The beginning of August in Italy. This is the height of summer. Flowers bloom profusely in gardens, on roads, in meadows, and of course, hanging from window boxes at almost every window. The heat never goes, building and building, often reaching its height at 7 pm, well into the 30s, and giving little evening respite. The garden at our rental accommodation, with trees, bushes and a hammock, lies unused. We are lucky that the temperature doesn’t soar to 40, as is possible in Italy in August, because our new accommodation has air-conditioning in only one room – at the top of the tower.

Yes, that’s what I said. Tower. We rented a stone tower that dates back almost a thousand years. Renovated about 12 years ago into a charming home, owned by a former travel journalist, it is now rented out periodically by the owner. How idyllic, I thought, sitting in our tree house in Wellington before we left. And in many ways it was. Stone walls three feet thick, an arrow slot in the bathroom, and a studio at the top floor, with views across the river to the forest, and villages beyond, their church bell towers stretching above the trees surrounding them.  (The studio also proved to be a great location to watch a thunder/lightning storm from). But the heat in our third-floor bedroom, the smell from the owners’ dog in the living area (and by the end of the week, the fleas we found), and the constant concern that we were in someone’s house and had to keep it spotless, didn’t help me feel entirely relaxed.

The tower was in a small village, with a tiny shop just a few doors down, one bar/restaurant over the road, and a trattoria next to the shop, and a church. Sounds perfect.  But the bar (in Italy, a bar is in fact a cafe) served the worst coffee I’ve had in Italy, so one visit was enough. The tiny shop was like a small expensive dairy, and the trattoria was only open a few days a week. So we didn’t frequent the local businesses as I would have liked. To add insult to injury, some local luminary – or perhaps the local priest – had decided that the church bells should ring multiple times a day, sounding services or simply the hour or half hour. Why they thought it was a good idea to ring the damn bells about 50 times at 7.30 on a Saturday morning, I don’t know!

The location was brilliant though – so close to the lakes, and very close to the airport (though virtually no noise). But as soon as we ventured out from the village, and before we got to the local town or the lakes, we found ourselves in a kind of no-man’s land. We were in airport services land. Airport hotels were scattered around – in fact, the Crowne Plaza, usually an excellent brand, was tucked away in a back street in a nowhere collection of buildings. (Though nearby, there was a very good pizzeria we visited several times, on the recommendation of the Easyjet guys.) And then there were the carparks. Everywhere, on the main road into the nearby town, tucked behind the Crowne Plaza, the pizzeria, everywhere, there were long-term low-cost airport parking lots (basically just fields crammed with tiny Italian cars), with a constant stream of vans taking their customers to and from the airport. It was all very odd.

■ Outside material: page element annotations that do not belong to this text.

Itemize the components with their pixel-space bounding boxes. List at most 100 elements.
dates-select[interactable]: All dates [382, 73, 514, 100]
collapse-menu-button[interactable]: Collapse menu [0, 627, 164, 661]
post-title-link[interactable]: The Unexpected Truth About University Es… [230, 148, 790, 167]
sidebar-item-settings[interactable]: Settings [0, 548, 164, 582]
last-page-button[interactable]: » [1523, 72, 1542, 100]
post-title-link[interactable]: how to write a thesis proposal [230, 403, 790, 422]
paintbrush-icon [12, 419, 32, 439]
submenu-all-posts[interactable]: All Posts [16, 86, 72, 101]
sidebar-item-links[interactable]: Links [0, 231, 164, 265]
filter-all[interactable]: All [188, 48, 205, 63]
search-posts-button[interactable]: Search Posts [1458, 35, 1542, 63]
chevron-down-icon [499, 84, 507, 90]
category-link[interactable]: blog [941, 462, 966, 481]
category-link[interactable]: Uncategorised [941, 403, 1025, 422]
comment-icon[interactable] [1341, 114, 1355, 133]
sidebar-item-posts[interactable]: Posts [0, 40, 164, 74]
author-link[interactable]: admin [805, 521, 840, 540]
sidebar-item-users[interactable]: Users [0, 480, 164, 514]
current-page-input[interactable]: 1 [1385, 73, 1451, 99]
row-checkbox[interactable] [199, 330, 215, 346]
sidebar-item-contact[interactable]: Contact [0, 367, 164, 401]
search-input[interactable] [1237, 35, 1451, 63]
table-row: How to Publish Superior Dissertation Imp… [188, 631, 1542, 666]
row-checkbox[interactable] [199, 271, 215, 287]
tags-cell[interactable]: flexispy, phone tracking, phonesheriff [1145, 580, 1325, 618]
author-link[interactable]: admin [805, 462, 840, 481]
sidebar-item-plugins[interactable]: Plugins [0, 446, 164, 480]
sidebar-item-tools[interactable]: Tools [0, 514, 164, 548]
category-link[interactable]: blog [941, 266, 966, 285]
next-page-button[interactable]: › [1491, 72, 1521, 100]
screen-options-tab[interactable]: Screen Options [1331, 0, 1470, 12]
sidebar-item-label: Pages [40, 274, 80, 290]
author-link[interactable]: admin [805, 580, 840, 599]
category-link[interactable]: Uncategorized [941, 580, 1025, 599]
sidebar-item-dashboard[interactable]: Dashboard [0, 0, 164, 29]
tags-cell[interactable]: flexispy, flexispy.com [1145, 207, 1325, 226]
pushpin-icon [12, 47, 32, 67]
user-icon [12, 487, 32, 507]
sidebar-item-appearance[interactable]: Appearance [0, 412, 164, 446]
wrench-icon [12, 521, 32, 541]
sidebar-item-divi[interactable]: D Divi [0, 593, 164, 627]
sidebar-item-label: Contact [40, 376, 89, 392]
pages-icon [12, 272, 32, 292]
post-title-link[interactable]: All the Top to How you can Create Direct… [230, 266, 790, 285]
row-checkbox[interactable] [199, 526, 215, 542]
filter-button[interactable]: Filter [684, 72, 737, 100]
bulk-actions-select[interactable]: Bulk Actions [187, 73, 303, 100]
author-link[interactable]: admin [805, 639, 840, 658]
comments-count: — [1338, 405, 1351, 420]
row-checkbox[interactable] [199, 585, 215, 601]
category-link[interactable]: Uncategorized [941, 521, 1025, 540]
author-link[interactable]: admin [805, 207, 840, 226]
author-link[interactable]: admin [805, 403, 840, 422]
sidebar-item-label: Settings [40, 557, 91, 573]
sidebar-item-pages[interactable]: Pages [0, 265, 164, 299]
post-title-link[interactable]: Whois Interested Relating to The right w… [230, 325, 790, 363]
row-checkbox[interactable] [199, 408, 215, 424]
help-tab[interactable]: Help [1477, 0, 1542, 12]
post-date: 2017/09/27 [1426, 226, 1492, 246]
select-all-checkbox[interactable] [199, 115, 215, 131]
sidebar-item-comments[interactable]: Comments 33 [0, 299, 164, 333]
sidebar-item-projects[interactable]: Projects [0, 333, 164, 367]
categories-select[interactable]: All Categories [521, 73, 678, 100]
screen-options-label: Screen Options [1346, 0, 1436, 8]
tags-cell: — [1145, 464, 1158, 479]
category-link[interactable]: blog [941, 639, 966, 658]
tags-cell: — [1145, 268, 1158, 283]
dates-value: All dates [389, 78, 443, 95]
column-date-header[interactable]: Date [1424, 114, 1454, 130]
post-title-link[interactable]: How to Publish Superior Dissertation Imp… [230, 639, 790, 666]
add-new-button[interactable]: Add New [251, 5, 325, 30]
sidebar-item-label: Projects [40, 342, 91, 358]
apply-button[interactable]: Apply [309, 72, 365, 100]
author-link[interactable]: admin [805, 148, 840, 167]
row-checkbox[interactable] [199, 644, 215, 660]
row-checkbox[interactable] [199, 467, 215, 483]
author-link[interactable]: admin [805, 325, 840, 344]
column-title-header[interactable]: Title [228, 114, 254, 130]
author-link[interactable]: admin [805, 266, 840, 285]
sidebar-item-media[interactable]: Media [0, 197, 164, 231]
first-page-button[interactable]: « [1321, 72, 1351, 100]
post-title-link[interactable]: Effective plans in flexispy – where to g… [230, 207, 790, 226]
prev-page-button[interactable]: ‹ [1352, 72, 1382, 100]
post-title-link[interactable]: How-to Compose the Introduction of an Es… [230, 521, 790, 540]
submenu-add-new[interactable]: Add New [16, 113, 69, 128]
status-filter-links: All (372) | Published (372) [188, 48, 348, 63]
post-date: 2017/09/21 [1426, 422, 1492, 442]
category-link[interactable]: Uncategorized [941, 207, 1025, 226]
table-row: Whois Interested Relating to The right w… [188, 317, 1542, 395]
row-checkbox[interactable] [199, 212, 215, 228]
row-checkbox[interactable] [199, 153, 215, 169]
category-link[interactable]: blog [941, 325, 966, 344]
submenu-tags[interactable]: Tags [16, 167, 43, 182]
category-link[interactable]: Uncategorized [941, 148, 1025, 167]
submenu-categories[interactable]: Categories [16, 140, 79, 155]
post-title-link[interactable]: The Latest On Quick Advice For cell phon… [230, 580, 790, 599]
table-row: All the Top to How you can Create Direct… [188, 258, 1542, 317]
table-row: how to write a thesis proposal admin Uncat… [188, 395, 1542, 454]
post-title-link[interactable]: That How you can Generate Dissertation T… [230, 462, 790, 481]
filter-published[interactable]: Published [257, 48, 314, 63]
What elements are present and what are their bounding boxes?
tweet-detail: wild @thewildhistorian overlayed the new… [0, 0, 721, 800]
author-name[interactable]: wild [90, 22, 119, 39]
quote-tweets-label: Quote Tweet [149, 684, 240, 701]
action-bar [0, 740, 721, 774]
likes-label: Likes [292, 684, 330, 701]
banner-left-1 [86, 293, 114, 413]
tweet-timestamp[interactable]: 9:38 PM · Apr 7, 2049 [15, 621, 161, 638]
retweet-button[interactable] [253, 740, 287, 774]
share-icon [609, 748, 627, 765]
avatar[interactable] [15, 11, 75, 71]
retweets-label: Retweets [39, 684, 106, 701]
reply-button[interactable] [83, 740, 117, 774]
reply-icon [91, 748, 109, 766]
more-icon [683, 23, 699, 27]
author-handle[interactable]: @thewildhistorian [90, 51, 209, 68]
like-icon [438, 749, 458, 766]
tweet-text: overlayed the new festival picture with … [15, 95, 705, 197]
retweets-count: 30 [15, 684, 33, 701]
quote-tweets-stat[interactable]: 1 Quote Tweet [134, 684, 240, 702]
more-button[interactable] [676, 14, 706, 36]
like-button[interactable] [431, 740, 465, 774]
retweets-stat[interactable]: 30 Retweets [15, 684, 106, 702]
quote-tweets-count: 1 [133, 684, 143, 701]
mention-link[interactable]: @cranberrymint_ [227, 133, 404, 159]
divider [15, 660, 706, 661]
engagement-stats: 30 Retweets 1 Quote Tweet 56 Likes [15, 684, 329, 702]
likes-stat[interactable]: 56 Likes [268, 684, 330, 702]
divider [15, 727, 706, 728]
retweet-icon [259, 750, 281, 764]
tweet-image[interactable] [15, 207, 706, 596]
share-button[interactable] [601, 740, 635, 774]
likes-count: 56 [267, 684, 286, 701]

Yet in Castelnovate, our little village, set on the edge of a national park, with the Ticino river just at the end of the road (maybe a km away), with our tower, and church bells, with the charming cemetery at the end of the road, the sports field, and the children’s play ground, and friendly neighbours and lots of dogs, it seemed hard to believe that a major international airport was practically next door.